Inspired in equal measure by art history and the pervading commercialism of the modern visual world, the painted, collaged, and sculptural works display Kaletski’s virtuosic ability to create life and meaning from the most humble of substances. These artworks are created solely from found and foraged materials, particularly the logo and label laden cardboard boxes that surround us but usually remain invisible in their utility and ubiquity. After defecting from the Soviet Union in the 1970s, Kaletski became enthralled with the high quality and abundance of disposable packing materials in his adopted country. For the impecunious artist, they provided unique if unusual components for the creative process. They became, in a sense, artistic collaborators as their information, texture, hue, logo and design inspired various responses from the artist, whether caricature or character, celebration or ironic contrast.

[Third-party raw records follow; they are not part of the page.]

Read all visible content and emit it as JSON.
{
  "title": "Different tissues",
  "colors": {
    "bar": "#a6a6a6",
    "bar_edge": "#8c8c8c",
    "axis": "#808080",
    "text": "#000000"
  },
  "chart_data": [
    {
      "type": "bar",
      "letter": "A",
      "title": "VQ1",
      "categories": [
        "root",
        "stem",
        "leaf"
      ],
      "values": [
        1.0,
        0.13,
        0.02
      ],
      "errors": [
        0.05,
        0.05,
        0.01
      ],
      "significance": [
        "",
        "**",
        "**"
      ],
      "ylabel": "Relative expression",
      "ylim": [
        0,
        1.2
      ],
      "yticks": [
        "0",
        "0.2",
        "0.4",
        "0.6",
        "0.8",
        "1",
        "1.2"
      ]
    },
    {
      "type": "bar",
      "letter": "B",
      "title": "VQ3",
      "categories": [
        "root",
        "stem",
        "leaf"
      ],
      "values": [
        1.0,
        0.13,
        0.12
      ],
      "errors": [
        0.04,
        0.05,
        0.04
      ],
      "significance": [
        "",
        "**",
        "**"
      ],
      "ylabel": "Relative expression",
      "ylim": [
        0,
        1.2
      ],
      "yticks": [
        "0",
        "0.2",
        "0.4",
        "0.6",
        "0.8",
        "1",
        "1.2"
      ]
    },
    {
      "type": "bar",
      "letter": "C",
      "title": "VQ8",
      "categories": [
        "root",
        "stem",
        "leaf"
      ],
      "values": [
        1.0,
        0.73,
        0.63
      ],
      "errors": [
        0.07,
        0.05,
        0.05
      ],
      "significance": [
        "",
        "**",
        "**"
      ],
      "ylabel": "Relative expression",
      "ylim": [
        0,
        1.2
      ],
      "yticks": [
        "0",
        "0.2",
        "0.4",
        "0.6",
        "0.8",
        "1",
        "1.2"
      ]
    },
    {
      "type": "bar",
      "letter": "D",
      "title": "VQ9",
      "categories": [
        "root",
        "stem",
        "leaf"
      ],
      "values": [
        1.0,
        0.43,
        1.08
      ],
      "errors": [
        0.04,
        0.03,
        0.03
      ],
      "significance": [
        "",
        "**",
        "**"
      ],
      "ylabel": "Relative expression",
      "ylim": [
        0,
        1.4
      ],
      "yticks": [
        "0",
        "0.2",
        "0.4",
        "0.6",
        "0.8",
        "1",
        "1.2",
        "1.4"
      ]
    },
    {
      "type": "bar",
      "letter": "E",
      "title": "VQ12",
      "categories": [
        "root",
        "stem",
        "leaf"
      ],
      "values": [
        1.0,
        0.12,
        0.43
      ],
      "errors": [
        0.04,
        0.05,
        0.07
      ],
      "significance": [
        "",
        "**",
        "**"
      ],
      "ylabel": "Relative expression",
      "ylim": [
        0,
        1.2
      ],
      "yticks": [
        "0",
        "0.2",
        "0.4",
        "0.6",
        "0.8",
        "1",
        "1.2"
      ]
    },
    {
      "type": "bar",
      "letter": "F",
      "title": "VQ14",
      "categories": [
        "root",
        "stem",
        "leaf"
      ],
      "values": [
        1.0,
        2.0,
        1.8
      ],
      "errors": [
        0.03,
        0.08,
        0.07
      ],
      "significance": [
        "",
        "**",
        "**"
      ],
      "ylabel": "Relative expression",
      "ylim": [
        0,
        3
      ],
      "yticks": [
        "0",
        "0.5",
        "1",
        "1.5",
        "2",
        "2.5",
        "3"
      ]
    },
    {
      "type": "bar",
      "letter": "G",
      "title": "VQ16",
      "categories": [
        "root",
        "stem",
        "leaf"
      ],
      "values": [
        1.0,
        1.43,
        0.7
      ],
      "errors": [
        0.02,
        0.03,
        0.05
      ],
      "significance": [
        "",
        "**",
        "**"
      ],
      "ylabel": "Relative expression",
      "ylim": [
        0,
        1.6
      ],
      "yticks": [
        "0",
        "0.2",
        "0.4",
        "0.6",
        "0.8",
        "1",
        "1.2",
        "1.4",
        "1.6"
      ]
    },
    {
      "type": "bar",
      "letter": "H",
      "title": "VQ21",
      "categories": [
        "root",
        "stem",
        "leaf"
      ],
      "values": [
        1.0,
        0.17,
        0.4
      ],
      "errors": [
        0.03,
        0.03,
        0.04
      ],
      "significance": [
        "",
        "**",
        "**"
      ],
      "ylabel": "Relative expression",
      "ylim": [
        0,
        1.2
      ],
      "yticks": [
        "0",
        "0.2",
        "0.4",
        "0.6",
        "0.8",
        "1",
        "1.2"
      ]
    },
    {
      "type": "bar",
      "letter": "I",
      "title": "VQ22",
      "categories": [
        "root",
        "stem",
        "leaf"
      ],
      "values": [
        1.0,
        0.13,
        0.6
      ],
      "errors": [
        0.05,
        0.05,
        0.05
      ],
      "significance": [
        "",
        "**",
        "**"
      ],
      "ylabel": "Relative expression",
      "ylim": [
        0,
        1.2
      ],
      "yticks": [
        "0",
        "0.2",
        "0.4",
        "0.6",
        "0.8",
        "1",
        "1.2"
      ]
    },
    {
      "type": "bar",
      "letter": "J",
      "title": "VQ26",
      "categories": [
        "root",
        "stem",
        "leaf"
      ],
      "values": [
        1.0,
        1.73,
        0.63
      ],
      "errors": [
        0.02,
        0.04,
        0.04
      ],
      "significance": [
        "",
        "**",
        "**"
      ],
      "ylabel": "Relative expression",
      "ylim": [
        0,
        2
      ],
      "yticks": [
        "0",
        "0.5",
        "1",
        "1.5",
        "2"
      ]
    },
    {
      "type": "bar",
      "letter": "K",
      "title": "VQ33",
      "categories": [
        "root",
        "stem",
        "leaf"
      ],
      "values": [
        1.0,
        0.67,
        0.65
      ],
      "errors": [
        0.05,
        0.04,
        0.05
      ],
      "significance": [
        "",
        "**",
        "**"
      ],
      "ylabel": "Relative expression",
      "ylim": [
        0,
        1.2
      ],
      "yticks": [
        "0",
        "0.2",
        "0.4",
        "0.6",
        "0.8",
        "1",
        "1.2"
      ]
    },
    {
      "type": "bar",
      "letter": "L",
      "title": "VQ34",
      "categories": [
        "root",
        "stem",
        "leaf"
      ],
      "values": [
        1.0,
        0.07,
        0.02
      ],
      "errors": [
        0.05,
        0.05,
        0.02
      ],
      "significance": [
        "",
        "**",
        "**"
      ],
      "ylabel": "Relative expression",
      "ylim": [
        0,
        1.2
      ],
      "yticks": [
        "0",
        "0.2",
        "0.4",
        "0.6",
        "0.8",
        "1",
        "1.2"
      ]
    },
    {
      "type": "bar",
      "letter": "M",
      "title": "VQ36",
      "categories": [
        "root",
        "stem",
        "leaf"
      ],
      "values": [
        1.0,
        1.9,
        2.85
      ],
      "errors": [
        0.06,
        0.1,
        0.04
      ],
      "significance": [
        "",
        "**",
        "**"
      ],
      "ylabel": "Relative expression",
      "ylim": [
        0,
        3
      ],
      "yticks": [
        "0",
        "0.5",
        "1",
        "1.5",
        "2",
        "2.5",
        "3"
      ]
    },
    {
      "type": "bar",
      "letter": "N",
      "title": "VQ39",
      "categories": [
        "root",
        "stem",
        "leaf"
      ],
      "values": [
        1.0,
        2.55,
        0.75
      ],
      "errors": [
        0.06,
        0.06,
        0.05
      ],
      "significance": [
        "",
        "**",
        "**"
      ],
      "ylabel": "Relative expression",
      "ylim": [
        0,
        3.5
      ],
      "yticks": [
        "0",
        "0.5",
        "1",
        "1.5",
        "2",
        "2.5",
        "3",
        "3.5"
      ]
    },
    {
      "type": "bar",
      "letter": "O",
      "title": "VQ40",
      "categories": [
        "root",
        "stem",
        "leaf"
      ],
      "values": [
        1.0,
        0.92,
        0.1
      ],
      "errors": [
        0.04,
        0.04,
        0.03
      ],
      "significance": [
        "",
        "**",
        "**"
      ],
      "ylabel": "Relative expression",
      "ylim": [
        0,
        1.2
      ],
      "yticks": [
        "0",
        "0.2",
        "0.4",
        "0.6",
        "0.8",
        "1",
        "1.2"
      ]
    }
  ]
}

In “Cardboard Café,” a successor to other acclaimed exhibitions such as “Cardboard People” (1996) and “Cardboard Castle” (2007), Kaletski’s free-form installation becomes home to everyone from the elegant but ominous Brooks Brothers to the Champagne-imbibing Franz Hals-inspired Four Musketeers, from the slightly feral Banana Mama to the shy couple in Big Apple. Never literal or conventional, the artist constantly surprises us as in the fluid merger high and low in Champagne and Coca Cola, where he facilitates the happy cohabitation of Veuve Clicquot and Coke. Combining cardboard, paint and collage through line and color, the resulting artworks reveal, inform and provoke, and almost always amuse.
Alexander Kaletski has played many roles in his life: at various times movie actor, folk singer, designer, author and artist, with many detours along the way. For the past twenty-five years he has devoted himself solely to art. Kaletski’s paintings are in public and private collections throughout the world, including the Caldic Collection, Resnick Collection and Arthur Altschul Collection. They have been exhibited in numerous museums, including the Aldrich Museum, the Nassau County Museum and the Museum of Contemporary Art, Minsk.